Datenfehler tauchen zu spät auf, wenn der Fachbereich nicht an die Daten kommt
Fehler in Datenverarbeitungsprozessen werden in vielen Unternehmen erst spät entdeckt, weil das Wissen über die Daten und der Zugriff auf sie auseinanderfallen. Die IT-Abteilung kommt technisch problemlos an die Daten heran, hat aber nicht das fachliche Verständnis, um inhaltliche Datenfehler zu erkennen. Der Fachbereich hätte das Verständnis, aber nicht den Zugriff.
In der Praxis führt das zu einem umständlichen Pingpong. Die Fachabteilung denkt sich einzelne Testfälle aus, bekommt dafür Daten geliefert und prüft sie manuell. Das deckt nur einen Bruchteil der möglichen Fälle ab und kostet viel Zeit.
Je später ein Fehler entdeckt wird, desto mehr Aufwand produziert er. Genau deshalb lohnt es sich, das Testen von Daten so früh wie möglich anzusetzen, idealerweise schon während der Entwicklung der Verarbeitungslogik.
Was unterscheidet Datenqualität vom Testen von Datenprozessen?
Datenqualität und das Testen von Datenprozessen sind zwei verschiedene Aufgaben. Beim reinen Datenqualitätsthema bekommt man Daten geliefert, ohne zu wissen, wie sie entstanden sind, und kann nur auf Plausibilität prüfen.
Ein Beispiel: Bei einer Liste lebender Personen ist ein Geburtsdatum von 1810 unwahrscheinlich. Mehr als diese Plausibilitätsprüfung ist nicht möglich, weil weder die Eingabedaten noch die Abbildungsvorschrift bekannt sind.
Beim Testen von Datenprozessen liegt dagegen eine fachliche Spezifikation vor, wie Eingabedaten in Ausgabedaten transformiert werden sollen. Hier lässt sich ein Soll-Ergebnis bilden und gegen das Ist-Ergebnis halten. Die Frage lautet dann: Wurden die Ausgabedaten entsprechend der fachlichen Spezifikation produziert?
Soll-Ergebnisse systematisch generieren statt Einzeltestfälle bauen
Der wirksamere Ansatz ist, Soll-Ergebnisse systematisch zu erzeugen und vollständig mit den Ist-Ergebnissen zu vergleichen, statt einzelne Testfälle von Hand zu definieren. Grundlage dafür sind fachliche Regeln, die die Fachabteilung ohnehin festlegen muss, um die Datenabbildung zu beschreiben.
Aus diesen Regeln lässt sich automatisch ein Soll erzeugen, das man sogar auf den vollständigen Produktionsdatenbestand anwenden kann. Jede Zeile, jede Spalte lässt sich so prüfen.
Der Aufwand bleibt dabei überschaubar. Wer dieselbe Abdeckung mit manuellen Testfällen erreichen will, braucht mindestens genauso lange und kommt trotzdem auf eine schlechtere Testqualität, weil er gar nicht so viele Fälle abbilden kann.
Produktionsdaten decken nur einen Teil der Fälle ab
Wendet man die automatische Soll-Generierung auf den Produktionsbestand an, deckt das in der Praxis oft nur etwa 70 Prozent der relevanten Fälle ab. Die fehlenden 30 Prozent müssen ergänzt werden, um eine weitreichende Abdeckung zu erreichen.
Der Grund liegt in der fachlichen Logik selbst. Durch die Fallunterscheidungen bilden sich auf natürliche Weise Äquivalenzklassen. Gibt es für eine Fallunterscheidung keine passenden Daten, etwa für den Fall “Alter größer 90”, weiß man nicht, ob der Prüfling in diesem Fall korrekt arbeitet.

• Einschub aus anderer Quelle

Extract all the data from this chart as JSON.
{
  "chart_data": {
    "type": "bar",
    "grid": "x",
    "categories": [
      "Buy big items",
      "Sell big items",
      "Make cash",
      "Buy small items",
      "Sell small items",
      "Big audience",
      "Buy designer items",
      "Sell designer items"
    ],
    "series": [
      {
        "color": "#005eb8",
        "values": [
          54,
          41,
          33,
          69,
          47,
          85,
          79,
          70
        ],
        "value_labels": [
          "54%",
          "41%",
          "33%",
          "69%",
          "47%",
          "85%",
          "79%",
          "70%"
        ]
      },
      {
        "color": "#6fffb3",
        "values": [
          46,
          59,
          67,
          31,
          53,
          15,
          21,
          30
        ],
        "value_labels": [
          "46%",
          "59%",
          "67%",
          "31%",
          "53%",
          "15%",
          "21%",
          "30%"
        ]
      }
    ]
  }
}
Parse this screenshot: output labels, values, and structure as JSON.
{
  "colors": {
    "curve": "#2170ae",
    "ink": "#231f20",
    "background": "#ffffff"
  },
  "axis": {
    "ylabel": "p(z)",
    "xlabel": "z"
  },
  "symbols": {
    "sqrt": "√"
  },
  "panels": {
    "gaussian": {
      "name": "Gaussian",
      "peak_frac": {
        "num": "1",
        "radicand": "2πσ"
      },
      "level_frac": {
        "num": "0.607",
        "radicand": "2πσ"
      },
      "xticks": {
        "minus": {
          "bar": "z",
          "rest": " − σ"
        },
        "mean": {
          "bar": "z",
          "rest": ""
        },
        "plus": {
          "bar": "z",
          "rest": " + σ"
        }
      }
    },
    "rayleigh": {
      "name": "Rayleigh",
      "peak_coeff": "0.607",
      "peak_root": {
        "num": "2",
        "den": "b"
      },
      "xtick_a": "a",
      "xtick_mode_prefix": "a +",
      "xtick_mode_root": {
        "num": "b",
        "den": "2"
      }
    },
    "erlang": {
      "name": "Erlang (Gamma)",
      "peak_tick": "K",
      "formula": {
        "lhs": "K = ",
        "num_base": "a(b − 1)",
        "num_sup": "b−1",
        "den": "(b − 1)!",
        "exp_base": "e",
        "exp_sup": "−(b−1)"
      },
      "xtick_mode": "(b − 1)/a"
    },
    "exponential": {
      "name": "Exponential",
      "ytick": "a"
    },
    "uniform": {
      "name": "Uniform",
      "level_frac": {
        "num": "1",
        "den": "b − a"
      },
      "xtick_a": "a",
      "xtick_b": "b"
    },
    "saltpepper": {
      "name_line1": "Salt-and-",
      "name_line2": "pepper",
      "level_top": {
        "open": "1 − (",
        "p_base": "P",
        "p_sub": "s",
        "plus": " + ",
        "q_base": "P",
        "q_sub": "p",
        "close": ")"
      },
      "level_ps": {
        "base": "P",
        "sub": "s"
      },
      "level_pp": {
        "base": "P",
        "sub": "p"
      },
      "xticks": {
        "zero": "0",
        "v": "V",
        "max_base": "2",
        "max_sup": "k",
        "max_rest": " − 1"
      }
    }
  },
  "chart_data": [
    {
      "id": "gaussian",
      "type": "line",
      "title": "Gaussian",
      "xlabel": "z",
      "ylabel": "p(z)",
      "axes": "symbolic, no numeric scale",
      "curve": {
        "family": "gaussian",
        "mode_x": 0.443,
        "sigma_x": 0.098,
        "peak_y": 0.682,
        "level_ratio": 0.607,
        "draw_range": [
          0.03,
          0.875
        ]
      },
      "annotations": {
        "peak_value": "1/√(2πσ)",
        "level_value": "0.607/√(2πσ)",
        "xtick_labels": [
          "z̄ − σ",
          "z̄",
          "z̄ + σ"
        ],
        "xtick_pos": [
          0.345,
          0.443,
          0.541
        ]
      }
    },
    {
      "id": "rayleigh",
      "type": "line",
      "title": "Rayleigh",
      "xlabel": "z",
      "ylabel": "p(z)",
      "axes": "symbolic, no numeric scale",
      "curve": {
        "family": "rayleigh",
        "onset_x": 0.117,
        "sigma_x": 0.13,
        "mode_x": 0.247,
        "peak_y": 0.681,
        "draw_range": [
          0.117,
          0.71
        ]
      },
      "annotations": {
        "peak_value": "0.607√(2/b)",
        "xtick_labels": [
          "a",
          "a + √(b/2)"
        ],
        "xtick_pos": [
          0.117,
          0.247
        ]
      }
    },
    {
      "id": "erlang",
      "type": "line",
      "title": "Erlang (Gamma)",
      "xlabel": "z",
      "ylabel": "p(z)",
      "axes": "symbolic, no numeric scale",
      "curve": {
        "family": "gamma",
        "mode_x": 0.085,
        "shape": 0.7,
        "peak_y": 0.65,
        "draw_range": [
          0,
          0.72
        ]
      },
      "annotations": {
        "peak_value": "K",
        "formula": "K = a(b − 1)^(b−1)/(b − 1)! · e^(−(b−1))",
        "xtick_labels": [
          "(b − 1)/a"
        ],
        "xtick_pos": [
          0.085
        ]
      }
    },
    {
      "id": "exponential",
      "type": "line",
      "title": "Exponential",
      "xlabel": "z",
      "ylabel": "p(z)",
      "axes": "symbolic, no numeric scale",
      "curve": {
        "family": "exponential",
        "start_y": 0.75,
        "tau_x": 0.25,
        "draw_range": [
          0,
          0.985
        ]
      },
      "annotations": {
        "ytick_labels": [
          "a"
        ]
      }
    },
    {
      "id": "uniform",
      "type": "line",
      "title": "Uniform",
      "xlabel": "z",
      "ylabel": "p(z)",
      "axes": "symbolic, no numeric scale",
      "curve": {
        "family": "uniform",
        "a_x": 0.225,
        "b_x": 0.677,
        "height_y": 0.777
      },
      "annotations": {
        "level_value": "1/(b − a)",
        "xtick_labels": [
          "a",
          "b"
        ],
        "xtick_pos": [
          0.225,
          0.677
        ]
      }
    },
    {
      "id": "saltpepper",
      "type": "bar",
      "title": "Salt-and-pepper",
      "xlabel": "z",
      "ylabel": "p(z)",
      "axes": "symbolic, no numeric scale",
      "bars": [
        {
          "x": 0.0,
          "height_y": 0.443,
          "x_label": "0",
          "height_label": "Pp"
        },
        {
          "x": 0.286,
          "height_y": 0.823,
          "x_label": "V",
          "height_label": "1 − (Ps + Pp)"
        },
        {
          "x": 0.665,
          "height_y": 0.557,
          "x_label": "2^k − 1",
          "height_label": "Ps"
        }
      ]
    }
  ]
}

Solche Lücken fallen erst auf, wenn später ein realer Fall eintritt und schiefläuft. Wer nur Produktionsdaten nutzt, testet diese Konstellationen schlicht nicht. Deshalb reichert man die anonymisierten 70 Prozent aus der Produktion gezielt um die fehlenden Konstellationen an.
Für den laufenden Test baut man sich daraus ein Test-Set, das alle Fallkonstellationen mit je einem Vertreter abdeckt und schnell durchläuft. Den vollen Bestand prüft man eher als gesonderte Qualitätssicherung des Produktionsbestands.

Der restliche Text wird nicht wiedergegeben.